Pyxle Framework Benchmark Suite

Transparent, reproducible benchmarks comparing Pyxle against popular web frameworks.

Every framework lives in its own frameworks/<name>/ directory and implements identical endpoints with the same business logic, database schema, and response format. There are no submodules and nothing fetched at runtime — clone the repo, run one script, and you get the same numbers we publish.

Quick start

./bench.sh                 # API throughput suite (default), all 7 frameworks
./bench.sh --suite=ssr     # SSR latency: Pyxle SSR vs Next.js
./bench.sh --suite=all     # both suites
./bench.sh --suite=all --workers=auto   # use every CPU core

bench.sh creates a local .venv, installs every dependency, builds the Pyxle and Next.js apps, starts the servers each suite needs, health-checks them, verifies endpoint parity, runs the benchmark, and tears everything down.
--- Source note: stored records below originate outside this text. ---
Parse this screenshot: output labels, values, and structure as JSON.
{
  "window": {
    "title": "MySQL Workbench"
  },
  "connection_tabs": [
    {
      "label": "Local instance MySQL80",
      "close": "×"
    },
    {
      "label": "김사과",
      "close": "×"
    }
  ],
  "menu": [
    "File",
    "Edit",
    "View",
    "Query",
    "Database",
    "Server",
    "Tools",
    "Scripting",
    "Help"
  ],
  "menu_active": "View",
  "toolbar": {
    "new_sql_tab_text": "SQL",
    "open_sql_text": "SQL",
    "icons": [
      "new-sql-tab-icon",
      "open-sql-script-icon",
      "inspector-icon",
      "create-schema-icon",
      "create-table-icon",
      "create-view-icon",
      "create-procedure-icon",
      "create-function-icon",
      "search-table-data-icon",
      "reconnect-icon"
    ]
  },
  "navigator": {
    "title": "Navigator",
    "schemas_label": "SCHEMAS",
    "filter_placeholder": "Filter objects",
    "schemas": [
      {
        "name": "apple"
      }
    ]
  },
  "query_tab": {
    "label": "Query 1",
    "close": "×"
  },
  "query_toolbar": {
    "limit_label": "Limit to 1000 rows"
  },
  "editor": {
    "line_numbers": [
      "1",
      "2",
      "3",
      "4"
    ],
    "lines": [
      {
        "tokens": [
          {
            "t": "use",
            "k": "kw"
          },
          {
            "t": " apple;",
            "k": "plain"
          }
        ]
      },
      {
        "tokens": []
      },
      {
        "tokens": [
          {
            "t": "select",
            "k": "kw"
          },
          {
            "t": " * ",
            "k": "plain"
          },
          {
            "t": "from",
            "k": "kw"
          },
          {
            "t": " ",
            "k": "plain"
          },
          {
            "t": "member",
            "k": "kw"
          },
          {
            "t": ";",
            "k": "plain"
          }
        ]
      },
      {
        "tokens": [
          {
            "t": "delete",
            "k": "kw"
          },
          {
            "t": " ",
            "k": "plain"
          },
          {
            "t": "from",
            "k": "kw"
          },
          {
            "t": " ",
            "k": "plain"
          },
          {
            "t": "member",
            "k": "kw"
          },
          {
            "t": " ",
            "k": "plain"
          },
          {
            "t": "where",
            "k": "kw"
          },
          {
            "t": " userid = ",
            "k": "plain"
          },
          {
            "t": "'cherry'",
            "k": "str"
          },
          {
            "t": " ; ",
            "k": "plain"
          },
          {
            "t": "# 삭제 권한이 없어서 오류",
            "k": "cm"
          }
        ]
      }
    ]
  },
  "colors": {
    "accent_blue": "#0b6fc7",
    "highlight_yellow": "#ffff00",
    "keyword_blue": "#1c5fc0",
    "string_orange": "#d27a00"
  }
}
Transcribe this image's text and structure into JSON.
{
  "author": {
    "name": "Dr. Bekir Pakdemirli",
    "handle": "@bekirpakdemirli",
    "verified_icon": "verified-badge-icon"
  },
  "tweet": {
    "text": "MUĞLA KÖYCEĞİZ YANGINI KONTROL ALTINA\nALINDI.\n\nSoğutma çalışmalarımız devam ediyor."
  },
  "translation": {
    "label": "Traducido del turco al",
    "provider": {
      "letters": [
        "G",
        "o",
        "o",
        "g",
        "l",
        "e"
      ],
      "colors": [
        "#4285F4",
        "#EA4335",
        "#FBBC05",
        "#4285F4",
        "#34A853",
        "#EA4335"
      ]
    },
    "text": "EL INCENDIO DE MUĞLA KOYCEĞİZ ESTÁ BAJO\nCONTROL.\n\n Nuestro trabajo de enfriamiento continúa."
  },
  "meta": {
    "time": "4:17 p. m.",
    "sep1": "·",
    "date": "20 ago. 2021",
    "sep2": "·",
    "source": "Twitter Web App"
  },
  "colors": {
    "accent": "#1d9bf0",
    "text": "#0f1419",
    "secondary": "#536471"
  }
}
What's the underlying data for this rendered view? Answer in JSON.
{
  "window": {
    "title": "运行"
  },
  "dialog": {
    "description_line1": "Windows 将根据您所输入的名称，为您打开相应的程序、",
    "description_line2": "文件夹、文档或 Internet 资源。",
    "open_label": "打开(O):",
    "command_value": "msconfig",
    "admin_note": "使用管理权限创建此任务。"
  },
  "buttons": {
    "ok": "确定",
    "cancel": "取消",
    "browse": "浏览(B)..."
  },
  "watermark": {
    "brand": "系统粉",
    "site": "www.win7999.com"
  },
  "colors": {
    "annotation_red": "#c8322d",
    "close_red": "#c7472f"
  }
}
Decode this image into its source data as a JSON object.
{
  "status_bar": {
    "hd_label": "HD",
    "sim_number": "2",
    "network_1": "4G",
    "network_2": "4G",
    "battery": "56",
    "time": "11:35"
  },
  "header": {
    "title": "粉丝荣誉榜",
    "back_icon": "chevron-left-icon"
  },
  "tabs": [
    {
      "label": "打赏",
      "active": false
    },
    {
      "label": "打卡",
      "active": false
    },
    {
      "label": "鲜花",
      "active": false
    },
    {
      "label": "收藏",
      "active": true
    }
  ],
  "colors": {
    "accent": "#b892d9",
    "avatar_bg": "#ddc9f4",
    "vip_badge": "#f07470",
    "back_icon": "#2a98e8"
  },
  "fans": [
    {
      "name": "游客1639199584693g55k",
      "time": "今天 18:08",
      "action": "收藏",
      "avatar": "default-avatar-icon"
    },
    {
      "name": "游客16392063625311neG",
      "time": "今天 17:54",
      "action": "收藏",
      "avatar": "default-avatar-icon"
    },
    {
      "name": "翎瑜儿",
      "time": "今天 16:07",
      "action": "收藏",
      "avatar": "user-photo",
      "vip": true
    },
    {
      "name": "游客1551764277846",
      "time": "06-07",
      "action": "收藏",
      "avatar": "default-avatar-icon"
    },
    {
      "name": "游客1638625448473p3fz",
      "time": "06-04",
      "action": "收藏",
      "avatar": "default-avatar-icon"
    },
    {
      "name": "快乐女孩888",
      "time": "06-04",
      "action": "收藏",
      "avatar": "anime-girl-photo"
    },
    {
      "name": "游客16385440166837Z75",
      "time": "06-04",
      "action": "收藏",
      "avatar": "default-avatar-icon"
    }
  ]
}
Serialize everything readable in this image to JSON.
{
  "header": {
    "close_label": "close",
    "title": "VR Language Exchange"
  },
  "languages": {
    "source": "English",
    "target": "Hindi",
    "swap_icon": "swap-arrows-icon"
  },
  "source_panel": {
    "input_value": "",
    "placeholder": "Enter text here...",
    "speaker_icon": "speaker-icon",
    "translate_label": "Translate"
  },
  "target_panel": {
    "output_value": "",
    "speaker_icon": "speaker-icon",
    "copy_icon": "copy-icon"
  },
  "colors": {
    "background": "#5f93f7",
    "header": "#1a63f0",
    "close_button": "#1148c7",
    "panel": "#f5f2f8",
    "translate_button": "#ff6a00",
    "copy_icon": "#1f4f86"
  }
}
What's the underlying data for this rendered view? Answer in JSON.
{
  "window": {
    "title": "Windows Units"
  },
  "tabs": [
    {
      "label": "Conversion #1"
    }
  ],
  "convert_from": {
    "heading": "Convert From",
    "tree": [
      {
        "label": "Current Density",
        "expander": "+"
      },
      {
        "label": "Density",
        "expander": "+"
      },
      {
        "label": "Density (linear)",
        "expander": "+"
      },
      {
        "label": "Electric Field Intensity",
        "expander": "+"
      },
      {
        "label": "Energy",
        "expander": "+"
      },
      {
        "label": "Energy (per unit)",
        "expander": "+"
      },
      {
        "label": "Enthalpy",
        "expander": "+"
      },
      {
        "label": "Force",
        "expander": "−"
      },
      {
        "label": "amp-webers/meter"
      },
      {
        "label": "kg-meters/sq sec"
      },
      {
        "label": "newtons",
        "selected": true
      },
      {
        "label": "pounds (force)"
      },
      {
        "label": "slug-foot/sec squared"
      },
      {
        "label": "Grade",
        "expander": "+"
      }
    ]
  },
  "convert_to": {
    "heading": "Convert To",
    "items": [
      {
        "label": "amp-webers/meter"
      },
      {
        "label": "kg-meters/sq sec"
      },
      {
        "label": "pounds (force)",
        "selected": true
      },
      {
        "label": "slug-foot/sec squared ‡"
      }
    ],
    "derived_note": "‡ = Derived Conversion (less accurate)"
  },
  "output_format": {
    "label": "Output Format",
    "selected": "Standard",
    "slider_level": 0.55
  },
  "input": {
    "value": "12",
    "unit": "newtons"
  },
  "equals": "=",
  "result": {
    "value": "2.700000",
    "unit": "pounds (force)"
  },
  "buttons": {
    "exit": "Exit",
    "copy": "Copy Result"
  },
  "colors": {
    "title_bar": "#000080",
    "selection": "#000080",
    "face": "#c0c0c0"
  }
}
The first run takes a few minutes (installs + builds); pass --skip-install --skip-build on later runs to reuse the prepared tree.

Same-box vs off-box. The quick-start command above runs the load generator on the same machine as the servers — convenient, but the generator competes for the same CPU, so it caps throughput and is not how we produce published numbers. For trustworthy results we run the generator on a separate box with a multithreaded generator (oha). See Methodology and Reproducing the published numbers.

The two suites

API throughput (`--suite=api`)

Measures requests/second across seven frameworks hitting identical API endpoints.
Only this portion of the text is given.